To understand how the CDC Transaction stage works, you should understand how data flows from the source database to the target database.

The following image shows how data flows when IBM® InfoSphere® Change Data Capture (InfoSphere CDC) captures changes at a source database and uses IBM InfoSphere DataStage® to deliver the change data to a target database.

The image is described by the surrounding text.

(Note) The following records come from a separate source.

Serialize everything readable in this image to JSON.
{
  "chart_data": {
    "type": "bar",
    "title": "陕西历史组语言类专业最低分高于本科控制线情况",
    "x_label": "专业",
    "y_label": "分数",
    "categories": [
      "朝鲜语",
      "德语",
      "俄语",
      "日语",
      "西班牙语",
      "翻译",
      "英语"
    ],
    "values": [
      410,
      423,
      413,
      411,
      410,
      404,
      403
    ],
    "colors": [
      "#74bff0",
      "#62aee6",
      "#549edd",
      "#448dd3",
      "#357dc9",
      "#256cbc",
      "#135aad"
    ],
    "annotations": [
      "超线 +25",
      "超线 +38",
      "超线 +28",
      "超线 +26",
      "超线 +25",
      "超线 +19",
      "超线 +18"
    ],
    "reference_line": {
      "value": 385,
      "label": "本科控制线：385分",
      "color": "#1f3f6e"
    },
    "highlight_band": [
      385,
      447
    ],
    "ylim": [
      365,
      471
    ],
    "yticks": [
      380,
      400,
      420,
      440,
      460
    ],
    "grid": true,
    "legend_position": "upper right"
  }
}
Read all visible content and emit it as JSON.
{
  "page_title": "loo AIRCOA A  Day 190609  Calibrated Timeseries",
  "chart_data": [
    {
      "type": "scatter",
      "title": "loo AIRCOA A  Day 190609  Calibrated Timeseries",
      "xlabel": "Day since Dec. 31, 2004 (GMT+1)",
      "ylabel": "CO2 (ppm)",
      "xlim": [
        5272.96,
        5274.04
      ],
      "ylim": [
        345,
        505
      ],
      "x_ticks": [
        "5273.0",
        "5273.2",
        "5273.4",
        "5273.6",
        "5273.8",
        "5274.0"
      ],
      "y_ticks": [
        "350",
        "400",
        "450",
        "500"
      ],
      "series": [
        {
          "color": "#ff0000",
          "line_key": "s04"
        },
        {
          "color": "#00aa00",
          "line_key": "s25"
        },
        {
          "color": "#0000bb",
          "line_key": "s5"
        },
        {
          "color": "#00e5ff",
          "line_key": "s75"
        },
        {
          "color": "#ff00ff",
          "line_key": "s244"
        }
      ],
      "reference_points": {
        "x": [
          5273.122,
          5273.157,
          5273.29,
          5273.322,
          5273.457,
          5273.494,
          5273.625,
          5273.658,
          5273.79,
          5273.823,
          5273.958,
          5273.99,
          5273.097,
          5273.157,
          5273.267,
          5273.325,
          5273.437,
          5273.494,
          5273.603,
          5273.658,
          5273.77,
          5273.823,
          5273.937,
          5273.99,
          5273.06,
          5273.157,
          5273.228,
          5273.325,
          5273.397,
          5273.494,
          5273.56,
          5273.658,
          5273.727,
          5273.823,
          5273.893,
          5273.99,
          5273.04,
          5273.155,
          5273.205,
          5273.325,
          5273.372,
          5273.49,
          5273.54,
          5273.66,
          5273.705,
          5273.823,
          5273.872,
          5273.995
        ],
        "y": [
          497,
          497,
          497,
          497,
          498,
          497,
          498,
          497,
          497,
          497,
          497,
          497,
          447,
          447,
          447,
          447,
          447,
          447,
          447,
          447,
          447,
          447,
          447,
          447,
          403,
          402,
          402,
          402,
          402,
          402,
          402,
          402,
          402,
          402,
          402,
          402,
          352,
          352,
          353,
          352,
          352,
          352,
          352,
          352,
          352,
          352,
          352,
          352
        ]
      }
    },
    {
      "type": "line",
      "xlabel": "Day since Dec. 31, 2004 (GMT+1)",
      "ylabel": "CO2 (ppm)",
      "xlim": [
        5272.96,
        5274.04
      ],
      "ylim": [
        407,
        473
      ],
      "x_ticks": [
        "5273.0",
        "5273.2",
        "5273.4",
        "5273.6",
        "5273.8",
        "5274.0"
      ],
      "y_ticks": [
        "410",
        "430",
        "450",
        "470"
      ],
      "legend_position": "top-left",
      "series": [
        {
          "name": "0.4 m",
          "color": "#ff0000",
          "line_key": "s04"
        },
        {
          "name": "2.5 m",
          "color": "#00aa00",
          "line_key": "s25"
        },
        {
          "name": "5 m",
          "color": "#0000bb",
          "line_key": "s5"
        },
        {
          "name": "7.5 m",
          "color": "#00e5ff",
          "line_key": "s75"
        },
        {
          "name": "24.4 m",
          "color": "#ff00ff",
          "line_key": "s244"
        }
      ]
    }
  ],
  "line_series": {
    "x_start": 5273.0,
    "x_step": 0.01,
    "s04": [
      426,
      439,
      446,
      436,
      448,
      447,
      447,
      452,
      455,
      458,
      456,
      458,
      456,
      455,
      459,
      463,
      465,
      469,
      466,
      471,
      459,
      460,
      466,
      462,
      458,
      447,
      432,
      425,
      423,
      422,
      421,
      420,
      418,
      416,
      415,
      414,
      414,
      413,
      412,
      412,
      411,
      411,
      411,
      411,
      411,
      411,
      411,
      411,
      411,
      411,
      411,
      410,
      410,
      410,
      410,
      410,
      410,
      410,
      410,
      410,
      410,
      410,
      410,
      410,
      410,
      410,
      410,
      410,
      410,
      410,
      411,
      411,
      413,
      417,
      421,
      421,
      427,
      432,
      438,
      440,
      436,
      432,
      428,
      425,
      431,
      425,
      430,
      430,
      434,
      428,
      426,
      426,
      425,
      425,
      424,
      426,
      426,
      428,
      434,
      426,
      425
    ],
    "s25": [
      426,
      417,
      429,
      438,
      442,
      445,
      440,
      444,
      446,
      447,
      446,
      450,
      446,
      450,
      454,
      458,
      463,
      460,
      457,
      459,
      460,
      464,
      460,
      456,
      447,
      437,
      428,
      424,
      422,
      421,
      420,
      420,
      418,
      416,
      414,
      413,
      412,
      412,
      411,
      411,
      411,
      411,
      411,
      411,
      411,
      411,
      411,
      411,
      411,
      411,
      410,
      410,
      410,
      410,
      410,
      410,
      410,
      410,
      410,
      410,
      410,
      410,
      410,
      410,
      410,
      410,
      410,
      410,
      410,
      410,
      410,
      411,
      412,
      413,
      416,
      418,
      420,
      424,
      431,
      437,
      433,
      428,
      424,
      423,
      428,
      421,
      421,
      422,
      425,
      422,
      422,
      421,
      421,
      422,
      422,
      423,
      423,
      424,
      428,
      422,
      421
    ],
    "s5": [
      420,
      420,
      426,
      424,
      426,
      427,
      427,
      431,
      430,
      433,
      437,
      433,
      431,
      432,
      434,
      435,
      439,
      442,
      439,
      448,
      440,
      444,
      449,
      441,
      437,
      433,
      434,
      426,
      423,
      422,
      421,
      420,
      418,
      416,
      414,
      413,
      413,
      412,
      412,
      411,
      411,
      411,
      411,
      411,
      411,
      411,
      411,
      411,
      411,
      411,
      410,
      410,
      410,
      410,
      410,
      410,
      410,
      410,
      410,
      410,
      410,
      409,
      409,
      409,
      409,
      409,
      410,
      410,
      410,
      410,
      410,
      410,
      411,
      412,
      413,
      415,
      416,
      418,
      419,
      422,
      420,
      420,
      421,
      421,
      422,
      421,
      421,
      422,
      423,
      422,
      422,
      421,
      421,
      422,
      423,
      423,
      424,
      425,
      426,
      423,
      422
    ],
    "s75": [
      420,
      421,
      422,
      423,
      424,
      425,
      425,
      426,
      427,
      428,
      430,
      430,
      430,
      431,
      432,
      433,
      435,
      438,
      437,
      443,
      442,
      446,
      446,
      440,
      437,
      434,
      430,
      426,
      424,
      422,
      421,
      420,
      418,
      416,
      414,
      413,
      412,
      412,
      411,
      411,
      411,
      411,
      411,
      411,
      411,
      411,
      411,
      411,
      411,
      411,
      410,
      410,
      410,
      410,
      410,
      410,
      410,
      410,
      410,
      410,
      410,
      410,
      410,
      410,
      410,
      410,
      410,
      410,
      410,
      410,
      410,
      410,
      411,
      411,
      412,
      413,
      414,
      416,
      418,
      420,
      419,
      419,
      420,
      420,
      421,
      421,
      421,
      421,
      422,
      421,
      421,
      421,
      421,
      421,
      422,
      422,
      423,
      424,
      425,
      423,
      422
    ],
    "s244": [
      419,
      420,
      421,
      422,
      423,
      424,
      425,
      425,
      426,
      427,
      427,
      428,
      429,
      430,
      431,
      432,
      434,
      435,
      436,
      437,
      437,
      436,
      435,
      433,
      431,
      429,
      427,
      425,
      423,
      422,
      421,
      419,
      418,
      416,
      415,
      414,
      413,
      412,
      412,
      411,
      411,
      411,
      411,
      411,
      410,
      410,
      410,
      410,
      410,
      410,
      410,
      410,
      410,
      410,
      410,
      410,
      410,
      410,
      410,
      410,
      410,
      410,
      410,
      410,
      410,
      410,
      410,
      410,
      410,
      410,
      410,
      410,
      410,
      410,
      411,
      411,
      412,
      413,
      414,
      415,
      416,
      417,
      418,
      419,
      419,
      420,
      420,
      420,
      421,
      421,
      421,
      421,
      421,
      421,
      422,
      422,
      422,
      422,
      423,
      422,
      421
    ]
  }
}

  1. On the computer where the source database is installed, the InfoSphere CDC service for the database monitors and captures the change.
  2. InfoSphere CDC transfers the change data according to the replication definition.
  3. The InfoSphere CDC for InfoSphere DataStage server sends data to the CDC Transaction stage through a TCP/IP session that is created when replication begins. Periodically, the InfoSphere CDC for InfoSphere DataStage server also sends a COMMIT message (along with bookmark information) to mark the transaction boundary in the captured log.
  4. In the InfoSphere DataStage job, the data flows over links from the CDC Transaction stage to the target database connector stage. The bookmark information is sent over a bookmark link. For each COMMIT message sent by the InfoSphere CDC for InfoSphere DataStage server, the CDC Transaction stage creates end-of-wave (EOW) markers that are sent on all output links to the target database connector stage.
  5. The target database connector stage connects to the target database and sends data over the session. When the target database connector stage receives an end-of-wave marker on all input links, it writes bookmark information to a bookmark table and then commits the transaction to the target database.
  6. Periodically, the InfoSphere CDC for InfoSphere DataStage server requests bookmark information from a bookmark table on the target database. In response to the request, the CDC Transaction stage fetches the bookmark information through ODBC and returns it to the InfoSphere CDC for InfoSphere DataStage server.
  7. The InfoSphere CDC for InfoSphere DataStage server receives the bookmark information, which is used for the following purposes:
    • To determine the starting point in the transaction log where changes are read when replication begins. (The starting point in the transaction log is the ending point from the previous replication, if the replication ended successfully.)
    • To determine if the existing transaction log can be cleaned up.
    The bookmark is committed synchronously with the data, so even if the job fails, the bookmark information and the written data are consistent. If the job fails, replication begins at the point that is indicated by the bookmark, and there is no loss of data.